The ice charts for 2012 show that this winter has had the most ice ever – more even than when Shackleton was here so we were surprised to get as far south.

The bay was very full of huge chucks of ice which the captain weaved through to find a good anchorage, as we loaded into the zodiacs the weather closed in with heavy snow coating us. The ship could just be made out in the murky mist as we explored icescape, bergs of every hue of blue with beautifully sculpted faces. There were a number of crabeater seals hauled out on the ice which looked up nonchalantly then hunkered down as the winds picked up. The snow swirled around us and the ship found the ice was closing in around it so the captain hauled anchor and the zodiacs chased her in comical fashion. After an hour or so we called off the zodiac cruise, the ice was just thickening too much, but that is to be expected being the first cruise ship down this season – we are testing the ice as it were.

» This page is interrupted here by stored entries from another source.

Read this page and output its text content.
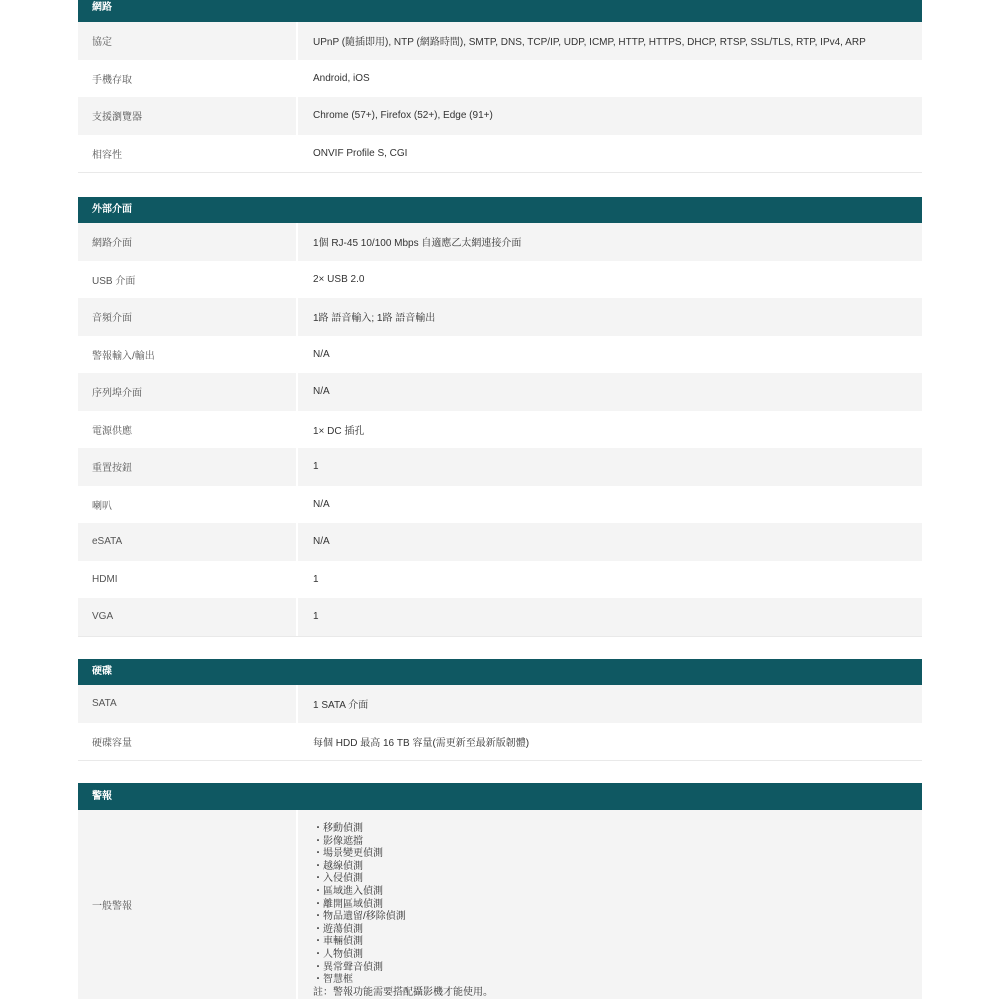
網路
協定	UPnP (隨插即用), NTP (網路時間), SMTP, DNS, TCP/IP, UDP, ICMP, HTTP, HTTPS, DHCP, RTSP, SSL/TLS, RTP, IPv4, ARP
手機存取	Android, iOS
支援瀏覽器	Chrome (57+), Firefox (52+), Edge (91+)
相容性	ONVIF Profile S, CGI
外部介面
網路介面	1個 RJ-45 10/100 Mbps 自適應乙太網連接介面
USB 介面	2× USB 2.0
音頻介面	1路 語音輸入; 1路 語音輸出
警報輸入/輸出	N/A
序列埠介面	N/A
電源供應	1× DC 插孔
重置按鈕	1
喇叭	N/A
eSATA	N/A
HDMI	1
VGA	1
硬碟
SATA	1 SATA 介面
硬碟容量	每個 HDD 最高 16 TB 容量(需更新至最新版韌體)
警報
一般警報
・移動偵測
・影像遮擋
・場景變更偵測
・越線偵測
・入侵偵測
・區域進入偵測
・離開區域偵測
・物品遺留/移除偵測
・遊蕩偵測
・車輛偵測
・人物偵測
・異常聲音偵測
・智慧框
註：警報功能需要搭配攝影機才能使用。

In the afternoon we reached Cuverville Island in the Errera Channel where the narrow channel concentrates the ice bergs and we had to slalom our way through them, having left the ship in a howling gale the bergs gave us shelter and a very spectacular landing. There were large Gentoo Penguin colonies at either end of the landing beach and the left hand colony appeared to have decide to decamp to right. A penguin parade streamed past us, a comical sight as they waddled towards us then streamed on by, some stopped for a quick inspection of the brightly clad new “colony” while others just bumbled on by. Fortunately there were a couple of breaks which allowed us to cross the “highway” to go off and explore.

A steep climb rewarded us with views into the ice choked bay with penguins in all directions – many of which had made the same steep climb. There was lots of displaying between pairs and quite a few squabbles along with some mating. The winds whipped up the snow into whirling dervishes and penguins and people alike turned their backs to the wind hoping for a little relief. The sun was shining on the surrounding glaciers so the wild weather just added to the atmosphere. At the other end of the beach two Crabeater seals were hauled out, much higher up than we would expect to see them. With one of the prolonged gusts they decided to come even higher, they moved quicker than expected and much closer than the 5 meter rule which saw us all backing off in a hurry. The three hours rushed by and we are now back on board and heading to Paradise Harbour for our evening adventure. The ice in tonight’s drinks was collected this morning, I am sure it will make the drinks taste even better!